The House voted 359-64 to pass the conference committee report that would overhaul the No Child Left Behind Act. The measure now heads to the Senate.

“We reached this moment because replacing No Child Left Behind has long been a leading priority for House Republicans,” House Education and Workforce Committee Chairman John Kline (R-Minn.) said Wednesday on the House floor. “Today we turn the page on the failed status quo and turn over to our nation’s parents and our state and local leaders the authority, flexibility and certainty they need to deliver children an excellent education.”

The bill replaces NCLB’s annual progress measure of student achievement with a system that gives more flexibility to states. It also would prohibit the federal government from incentivizing or mandating the adoption of any set of educational standards, including Common Core, and it gives states funding to train, assist and recruit teachers.
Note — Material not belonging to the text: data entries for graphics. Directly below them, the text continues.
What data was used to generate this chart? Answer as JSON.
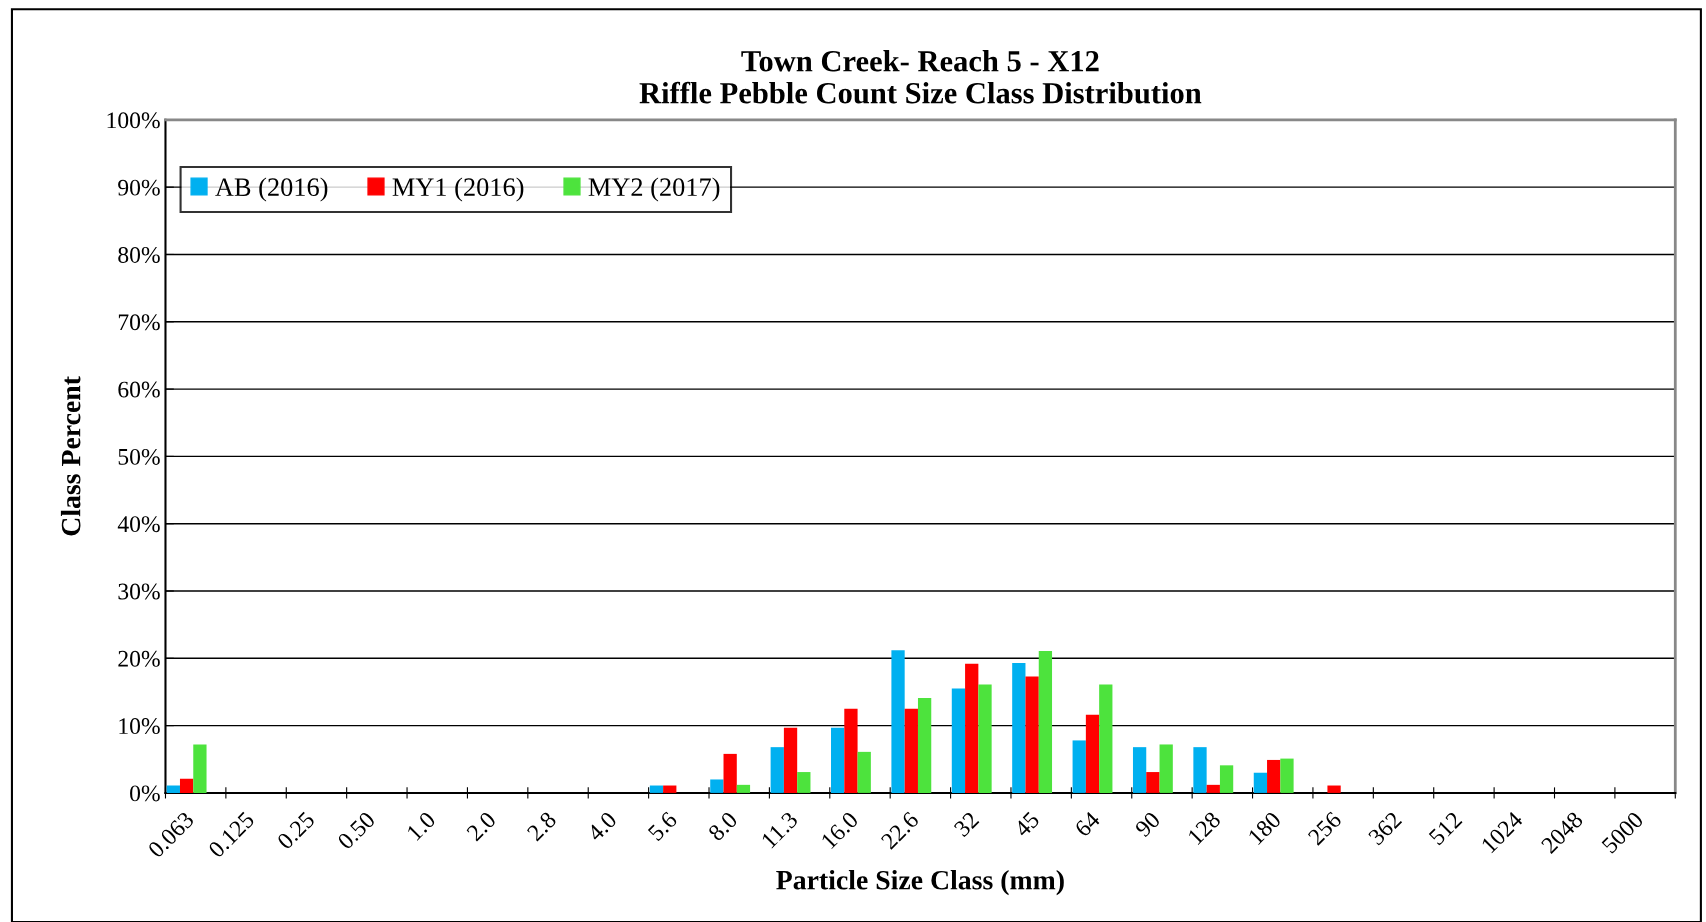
{
  "chart_data": {
    "type": "bar",
    "title": "Town Creek- Reach 5 - X12\nRiffle Pebble Count Size Class Distribution",
    "xlabel": "Particle Size Class (mm)",
    "ylabel": "Class Percent",
    "categories": [
      "0.063",
      "0.125",
      "0.25",
      "0.50",
      "1.0",
      "2.0",
      "2.8",
      "4.0",
      "5.6",
      "8.0",
      "11.3",
      "16.0",
      "22.6",
      "32",
      "45",
      "64",
      "90",
      "128",
      "180",
      "256",
      "362",
      "512",
      "1024",
      "2048",
      "5000"
    ],
    "series": [
      {
        "name": "AB (2016)",
        "color": "#00b0f0",
        "values": [
          1.1,
          0,
          0,
          0,
          0,
          0,
          0,
          0,
          1.1,
          2.0,
          6.8,
          9.7,
          21.2,
          15.5,
          19.3,
          7.8,
          6.8,
          6.8,
          3.0,
          0,
          0,
          0,
          0,
          0,
          0
        ]
      },
      {
        "name": "MY1 (2016)",
        "color": "#ff0000",
        "values": [
          2.1,
          0,
          0,
          0,
          0,
          0,
          0,
          0,
          1.1,
          5.8,
          9.7,
          12.5,
          12.5,
          19.2,
          17.3,
          11.6,
          3.1,
          1.2,
          4.9,
          1.1,
          0,
          0,
          0,
          0,
          0
        ]
      },
      {
        "name": "MY2 (2017)",
        "color": "#4de33d",
        "values": [
          7.2,
          0,
          0,
          0,
          0,
          0,
          0,
          0,
          0,
          1.2,
          3.1,
          6.1,
          14.1,
          16.1,
          21.1,
          16.1,
          7.2,
          4.1,
          5.1,
          0,
          0,
          0,
          0,
          0,
          0
        ]
      }
    ],
    "ylim": [
      0,
      100
    ],
    "yticks": [
      {
        "value": 0,
        "label": "0%"
      },
      {
        "value": 10,
        "label": "10%"
      },
      {
        "value": 20,
        "label": "20%"
      },
      {
        "value": 30,
        "label": "30%"
      },
      {
        "value": 40,
        "label": "40%"
      },
      {
        "value": 50,
        "label": "50%"
      },
      {
        "value": 60,
        "label": "60%"
      },
      {
        "value": 70,
        "label": "70%"
      },
      {
        "value": 80,
        "label": "80%"
      },
      {
        "value": 90,
        "label": "90%"
      },
      {
        "value": 100,
        "label": "100%"
      }
    ],
    "grid": "y",
    "legend": "top left"
  }
}
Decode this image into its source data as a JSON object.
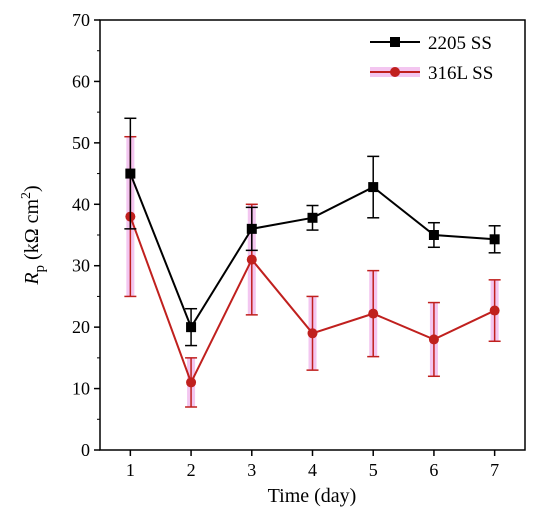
{
  "chart_data": {
    "type": "line",
    "x": [
      1,
      2,
      3,
      4,
      5,
      6,
      7
    ],
    "xlabel": "Time (day)",
    "ylabel": {
      "symbol": "R",
      "subscript": "p",
      "unit_prefix": " (kΩ cm",
      "unit_sup": "2",
      "unit_suffix": ")"
    },
    "xlim": [
      0.5,
      7.5
    ],
    "ylim": [
      0,
      70
    ],
    "xticks": [
      1,
      2,
      3,
      4,
      5,
      6,
      7
    ],
    "yticks": [
      0,
      10,
      20,
      30,
      40,
      50,
      60,
      70
    ],
    "grid": false,
    "legend_position": "top-right",
    "series": [
      {
        "name": "2205 SS",
        "color": "#000000",
        "marker": "square",
        "values": [
          45,
          20,
          36,
          37.8,
          42.8,
          35,
          34.3
        ],
        "error": [
          9,
          3,
          3.5,
          2,
          5,
          2,
          2.2
        ]
      },
      {
        "name": "316L SS",
        "color": "#c0201e",
        "band_color": "#f3c6f0",
        "marker": "circle",
        "values": [
          38,
          11,
          31,
          19,
          22.2,
          18,
          22.7
        ],
        "error": [
          13,
          4,
          9,
          6,
          7,
          6,
          5
        ]
      }
    ]
  }
}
Conferees agreed on a framework for the bill last month, adding several Democrat-backed amendments and reconciling the bill with the Senate version to garner more support from House Democrats. Whereas the Senate passed its version of the bill 81-17, every House Democrat voted against the original House version of the bill, which passed 218-213, and the White House issued a veto threat for the bill. Twenty-seven Republicans voted against that measure as well.

The White House has not issued a statement of administration policy for the conference report, but White House Press Secretary Josh Earnest said Wednesday that “It is something that the administration strongly supports.”